“El tema del agua
en Cochabamba no depende del tema de Misicuni porque Misicuni depende del tema
de la lluvia –ha dicho el Ministro– porque el tema del abastecimiento depende
del tema del presupuesto y de otros temas pendientes”.
Tantos “temas”
con que invariablemente los locutores de televisión atormentan al oyente.
Una muestra, entre
muchas, de su escuálido arsenal de palabras y de la pobreza de su vocabulario.

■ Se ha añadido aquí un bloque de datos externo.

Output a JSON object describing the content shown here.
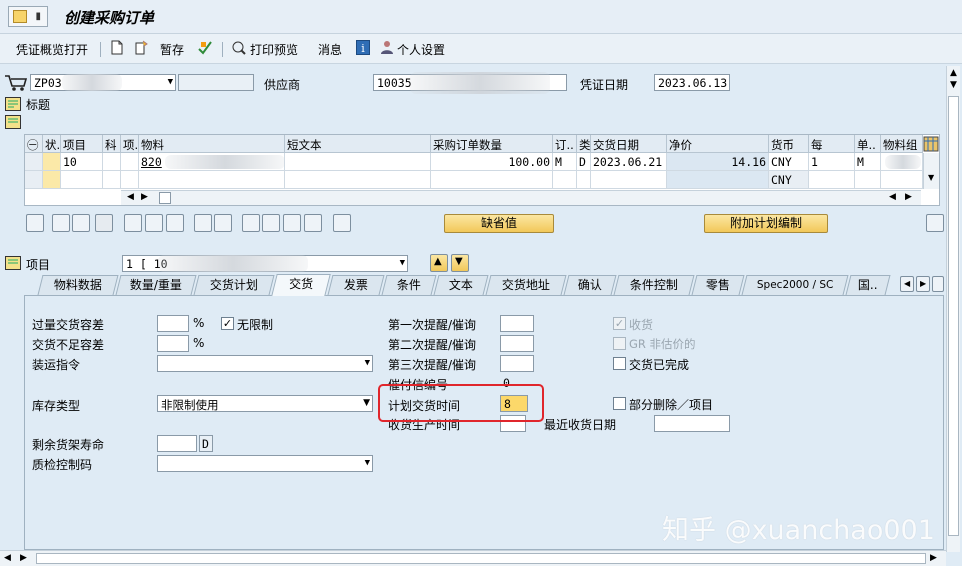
{
  "window": {
    "title": "创建采购订单"
  },
  "toolbar": {
    "doc_overview": "凭证概览打开",
    "hold": "暂存",
    "print_preview": "打印预览",
    "messages": "消息",
    "personal_settings": "个人设置"
  },
  "header": {
    "doc_type_value": "ZP03",
    "vendor_label": "供应商",
    "vendor_value": "10035",
    "doc_date_label": "凭证日期",
    "doc_date_value": "2023.06.13",
    "header_section": "标题"
  },
  "grid": {
    "columns": [
      "㊀",
      "状.",
      "项目",
      "科",
      "项.",
      "物料",
      "短文本",
      "采购订单数量",
      "订..",
      "类",
      "交货日期",
      "净价",
      "货币",
      "每",
      "单..",
      "物料组"
    ],
    "rows": [
      {
        "item": "10",
        "material": "820",
        "quantity": "100.00",
        "unit": "M",
        "cat": "D",
        "delivery_date": "2023.06.21",
        "net_price": "14.16",
        "currency": "CNY",
        "per": "1",
        "unit2": "M"
      },
      {
        "item": "",
        "material": "",
        "quantity": "",
        "unit": "",
        "cat": "",
        "delivery_date": "",
        "net_price": "",
        "currency": "CNY",
        "per": "",
        "unit2": ""
      }
    ]
  },
  "buttons": {
    "default_values": "缺省值",
    "additional_planning": "附加计划编制"
  },
  "item_detail": {
    "item_label": "项目",
    "item_value": "1 [ 10"
  },
  "tabs": [
    "物料数据",
    "数量/重量",
    "交货计划",
    "交货",
    "发票",
    "条件",
    "文本",
    "交货地址",
    "确认",
    "条件控制",
    "零售",
    "Spec2000 / SC",
    "国.."
  ],
  "delivery_tab": {
    "overdelivery_tol": "过量交货容差",
    "overdelivery_unit": "%",
    "unlimited": "无限制",
    "underdelivery_tol": "交货不足容差",
    "underdelivery_unit": "%",
    "shipping_instr": "装运指令",
    "stock_type": "库存类型",
    "stock_type_value": "非限制使用",
    "remaining_shelf_life": "剩余货架寿命",
    "shelf_life_unit": "D",
    "qm_control_key": "质检控制码",
    "reminder1": "第一次提醒/催询",
    "reminder2": "第二次提醒/催询",
    "reminder3": "第三次提醒/催询",
    "reminder_no": "催付信编号",
    "reminder_no_value": "0",
    "planned_delivery_time": "计划交货时间",
    "planned_delivery_value": "8",
    "gr_processing_time": "收货生产时间",
    "last_gr_date": "最近收货日期",
    "goods_receipt": "收货",
    "gr_non_valuated": "GR 非估价的",
    "delivery_completed": "交货已完成",
    "partial_delete": "部分删除／项目"
  },
  "watermark": "知乎 @xuanchao001"
}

Pero los locutores no son los únicos aunque por su trabajo cotidiano se les
nota más la dolencia. La plaga afecta también a políticos, autoridades,
funcionarios, sindicalistas, profesionales, en fin, personal de la más variada
actividad y del más distinto origen familiar y social. Unos más enfermos que
otros y todos patinando sobre una esmirriada e inexpresiva disponibilidad
verbal. El vacío verbal es inseparable del vacío de ideas, generalmente.
¿Habrá que culpar
a los profesores de gramática, en la escuela, o de literatura, en el colegio? Y
si es cierto que el lenguaje se enriquece leyendo buenos libros, ¿es posible
pensar que esta indigencia proviene de la ausencia de lecturas? Y sin embargo,
está demostrado que el lenguaje popular, así fuera ágrafo, es poético,
elocuente y muy expresivo. Ni qué decir de las lenguas autóctonas que superan,
muchas veces, las posibilidades lingüísticas de los idiomas oficiales. El
desastre radica –en el caso de los locutores de radio y televisión, de los
oradores politiqueros o no y de otros sujetos que comparten la epidemia– en
querer expresarse en un castellano que no han frecuentado gramaticalmente desde
la infancia. Para la anécdota, tenemos un Ministro empeñado en emular a los
cultiparlantes, con tan mala fortuna que enreda conceptos y vocablos en una
sintaxis ininteligible. La gente lo llama Cantinflas, pero que yo recuerde tal
personaje era al fin de cuentas gracioso y comprensible. Alguien ha sugerido
que bastaría que traten de traducir de su lengua materna, el aymara o el
quechua por ejemplo, aunque fuera conservando –y mejor si así sucede– la
sintaxis original. El llamado “quechuañol” inteligente y conceptuoso es grato y
además inobjetable.
También, por
supuesto, importa la información cultural. No hace mucho un locutor comentó la
novela de Carlos Mesa en estos términos: “Es una gran novela. Se trata de la
captura de Atahuallpa por el conquistador Hernán Cortés”. Y abundan las muletillas
sin ton ni son: “Sin lugar a dudas”, “Una imagen vale por cien palabras”, “En
honor a la verdad”. Los bajos salarios, un mal entendido empoderamiento, la
inclusión social irresponsable que ignora aquello de “zapatero a tus zapatos”,
las concesiones al mal gusto populachero por razones utilitarias, también
explicarían, quizá, la degradación del periodismo informativo. Y las vanidades
inevitables que convierten, de la noche a la mañana, a un locutor deportivo en
politólogo.
El “dequeísmo”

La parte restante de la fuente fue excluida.